Les militaires sont astreints à une obligation de réserve. Nous sommes de ceux qui considèrent cette situation comme préjudiciable à l’intérêt général en ce qu’elle entrave le débat et sclérose les Armées. Mais tant que cette obligation existe, elle doit s’appliquer à tous.

Or, un document de plusieurs pages circule illégalement, depuis la fin août, dans les casernes de gendarmerie sans qu’il soit possible d’y répondre. Intitulé " Activités du Réseau Voltaire contre la Gendarmerie Nationale : Conséquences ", il a d’abord été diffusé à l’initiative du lieutenant-colonel (CR) Gérard Hirel, président du CODEN (Comité de défense de l’Europe des nations), à divers commandants de groupements de Gendarmerie et à diverses brigades, puis au sein même des unités.
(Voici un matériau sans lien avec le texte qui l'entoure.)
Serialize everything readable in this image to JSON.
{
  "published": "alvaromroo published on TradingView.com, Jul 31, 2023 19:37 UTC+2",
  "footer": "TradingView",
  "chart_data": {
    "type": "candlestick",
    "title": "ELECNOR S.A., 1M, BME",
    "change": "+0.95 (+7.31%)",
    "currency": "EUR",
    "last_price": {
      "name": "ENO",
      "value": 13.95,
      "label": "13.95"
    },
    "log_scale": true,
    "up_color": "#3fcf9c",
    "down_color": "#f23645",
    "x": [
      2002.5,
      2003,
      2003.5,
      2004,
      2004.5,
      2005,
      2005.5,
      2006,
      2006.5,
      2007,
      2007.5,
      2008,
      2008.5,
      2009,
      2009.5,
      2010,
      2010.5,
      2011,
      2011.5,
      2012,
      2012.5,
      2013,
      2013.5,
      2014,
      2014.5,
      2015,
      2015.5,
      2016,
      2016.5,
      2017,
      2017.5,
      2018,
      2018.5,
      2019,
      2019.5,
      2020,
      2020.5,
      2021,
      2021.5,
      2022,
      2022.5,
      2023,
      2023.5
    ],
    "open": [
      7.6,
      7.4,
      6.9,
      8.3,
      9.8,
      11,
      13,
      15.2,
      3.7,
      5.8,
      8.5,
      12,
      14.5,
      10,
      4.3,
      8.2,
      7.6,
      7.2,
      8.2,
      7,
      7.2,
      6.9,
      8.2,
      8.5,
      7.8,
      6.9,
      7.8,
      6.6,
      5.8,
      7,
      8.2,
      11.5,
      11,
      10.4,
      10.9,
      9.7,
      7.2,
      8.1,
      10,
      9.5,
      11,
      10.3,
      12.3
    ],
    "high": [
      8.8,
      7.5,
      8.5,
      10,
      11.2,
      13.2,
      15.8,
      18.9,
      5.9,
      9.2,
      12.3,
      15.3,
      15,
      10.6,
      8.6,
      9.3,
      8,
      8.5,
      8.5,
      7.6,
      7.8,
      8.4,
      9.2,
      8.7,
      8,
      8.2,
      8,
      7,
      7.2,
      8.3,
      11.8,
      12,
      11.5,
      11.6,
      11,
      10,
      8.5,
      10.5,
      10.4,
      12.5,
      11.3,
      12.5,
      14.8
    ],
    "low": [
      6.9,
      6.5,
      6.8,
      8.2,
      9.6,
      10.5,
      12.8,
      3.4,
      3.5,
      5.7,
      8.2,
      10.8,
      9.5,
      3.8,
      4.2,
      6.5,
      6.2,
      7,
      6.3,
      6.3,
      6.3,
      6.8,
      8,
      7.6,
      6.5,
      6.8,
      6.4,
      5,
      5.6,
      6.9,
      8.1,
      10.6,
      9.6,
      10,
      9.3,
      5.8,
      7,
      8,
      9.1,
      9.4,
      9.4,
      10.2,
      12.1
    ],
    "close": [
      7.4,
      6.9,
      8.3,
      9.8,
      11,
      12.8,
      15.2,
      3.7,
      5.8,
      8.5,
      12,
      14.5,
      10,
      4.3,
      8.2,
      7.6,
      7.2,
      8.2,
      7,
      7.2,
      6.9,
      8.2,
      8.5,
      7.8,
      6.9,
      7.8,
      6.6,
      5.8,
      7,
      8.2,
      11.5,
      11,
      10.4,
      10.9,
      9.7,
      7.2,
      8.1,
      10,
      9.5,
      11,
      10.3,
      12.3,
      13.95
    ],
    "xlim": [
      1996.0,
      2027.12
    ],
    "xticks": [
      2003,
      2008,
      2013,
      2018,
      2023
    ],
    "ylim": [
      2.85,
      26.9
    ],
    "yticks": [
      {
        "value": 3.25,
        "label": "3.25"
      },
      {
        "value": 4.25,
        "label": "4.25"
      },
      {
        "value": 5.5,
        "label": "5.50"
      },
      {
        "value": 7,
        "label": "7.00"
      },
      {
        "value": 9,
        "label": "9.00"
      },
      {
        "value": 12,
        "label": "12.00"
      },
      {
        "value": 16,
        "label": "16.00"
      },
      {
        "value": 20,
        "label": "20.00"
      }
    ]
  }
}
On peut y lire " Le Réseau Voltaire est devenu en six ans un des principaux lobbies de défense de toutes les déviances et le fer de lance de l’anti-France (...) Le Réseau Voltaire s’en prend actuellement à l’un des derniers piliers de la nation jusqu’alors épargné, la Gendarmerie. Au-delà de la défense de cette dernière, il me semble urgent et vital pour la France de détruire le Réseau lui-même ".

Ce document comprend diverses allusions ténébreuses, met en cause le préfet du Finistère, Jean-Marc Rebière (muté un mois plus tard, cf. RV 00/0348) et insinue que nous aurions joué un rôle dans l’arrestation d’un colonel en Corse et dans la mise en accusation de son unité.

Le ministère de la Défense, que nous avons saisi, n’a pas été en mesure de faire cesser ces agissements. Pire, d’autres documents circulent actuellement, dans les mêmes circuits, cette fois pour mettre en cause la loyauté du ministre, Alain Richard. Dans les Armées, les Républicains sont donc toujours astreints au devoir de réserve, tandis que l’extrême droite jouit de la liberté d’expression.

Pour notre part, nous constatons que le lieutenant-colonel (CR) Gérard Hirel n’est pas seulement le président de l’association CODEN, il dirige aussi le Département Protection Assistance (DPA), version mégretiste du DPS. Nous rappelons que nous avons dénoncé devant la Commission d’enquête parlementaire sur le DPS les liens entre le pseudo service-d’ordre lepéniste et la Direction de la protection et de la Sécurité de la Défense (DPSD), et l’utilisation des nervis de l’extrême droite comme mercenaires dans des opérations non revendiquées en Afrique. Nous nous réjouissons qu’en juillet Alain Richard ait mis fin au commandement du général Ascenci et ait désigné un nouveau directeur de la DPSD.

Nous avions constaté la continuité entre le SAC de Jacques Foccart et le DPS de François de Grossouvre. Nous nous interrogeons sur la persistance, au sein de l’appareil d’Etat, d’un dispositif incompatible avec les institutions républicaines.